Note the article in the Independent today 8/8 about how the police are using unmarked cars and putting more effort into stopping people from using cell phones while driving. Hey how about using that energy and those resources FIRST to get the guns off the streets and out of teenagers hands before stopping cell phone toting drivers! I think the new chief has his priorities in the wrong place! How many guns did they get off the streets today?!

posted by: ROBN on August 9, 2008  10:16am


“WHITE MANS BURDEN”???? are you kidding me man. NHI readers don’t want to colonize and exploit Newhalville, they just want their fellow citizens in Newhalville to meet their responsibilities and fess up with the names of the kids who beat up the van driver.

posted by: Edward_H on August 10, 2008  11:10am

I really feel sorry for the decent hardworking people who live in Newhallville and cannot afford to move to better neighborhoods

I wonder if Gospel Fest will go the way of the Freddie Fixer?

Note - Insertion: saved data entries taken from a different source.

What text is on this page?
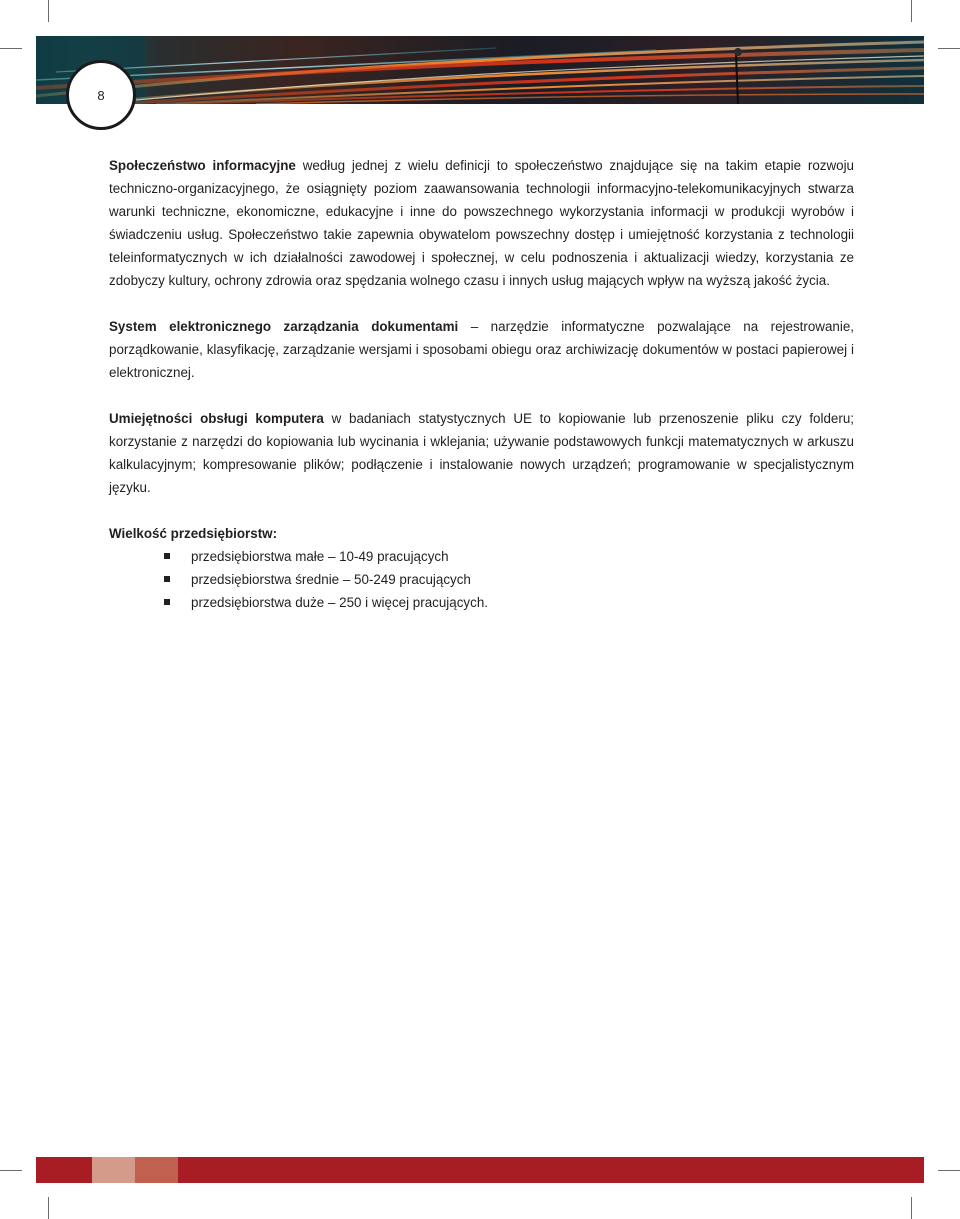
8

Społeczeństwo informacyjne według jednej z wielu definicji to społeczeństwo znajdujące się na takim etapie rozwoju techniczno-organizacyjnego, że osiągnięty poziom zaawansowania technologii informacyjno-telekomunikacyjnych stwarza warunki techniczne, ekonomiczne, edukacyjne i inne do powszechnego wykorzystania informacji w produkcji wyrobów i świadczeniu usług. Społeczeństwo takie zapewnia obywatelom powszechny dostęp i umiejętność korzystania z technologii teleinformatycznych w ich działalności zawodowej i społecznej, w celu podnoszenia i aktualizacji wiedzy, korzystania ze zdobyczy kultury, ochrony zdrowia oraz spędzania wolnego czasu i innych usług mających wpływ na wyższą jakość życia.

System elektronicznego zarządzania dokumentami – narzędzie informatyczne pozwalające na rejestrowanie, porządkowanie, klasyfikację, zarządzanie wersjami i sposobami obiegu oraz archiwizację dokumentów w postaci papierowej i elektronicznej.

Umiejętności obsługi komputera w badaniach statystycznych UE to kopiowanie lub przenoszenie pliku czy folderu; korzystanie z narzędzi do kopiowania lub wycinania i wklejania; używanie podstawowych funkcji matematycznych w arkuszu kalkulacyjnym; kompresowanie plików; podłączenie i instalowanie nowych urządzeń; programowanie w specjalistycznym języku.

Wielkość przedsiębiorstw:

przedsiębiorstwa małe – 10-49 pracujących
przedsiębiorstwa średnie – 50-249 pracujących
przedsiębiorstwa duże – 250 i więcej pracujących.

posted by: Lamont Moye on August 14, 2008  5:48pm

As the gospel goes hip-hop the younger generation is attracted to the music.  We must understand that the gospel fest in New Haven is not exempt from gun violence.  We are grateful that many outside churchgoers have not yet been shot.  What saddens me is that the church is still singing “we shall overcome.”  If we’re serious about addressing the gun violence and crime in our city, we should refrain from the political and publicity stunts of marches and rallies when it’s convenient for us.  My feet hurt!  I don’t plan on marching anymore.  Once we become organized, self-determined, and no longer have to depend on the “MAN” for assistants, we then can make demands without compromise.  Jesus Christ died so that we may have eternal life, Dr. Martin Luther King Jr. marched so that we don’t have to march.  There will be no boycott of Connecticut Transit by blacks regarding sitting at the back of the bus, thanks to Honorable Rosa Parks and others.  New Haven Police Department needs the help of the community.  They can not do it alone.  Community activist groups such as Brotherhood Summit, People Against Injustice and others, needs to come together to assist one another.  While objectives and strategies may differ, they can help one another by way of resources and moral support. 

Until then, we might consider investing in a bulletproof vest while attending the gospel fest in New Haven.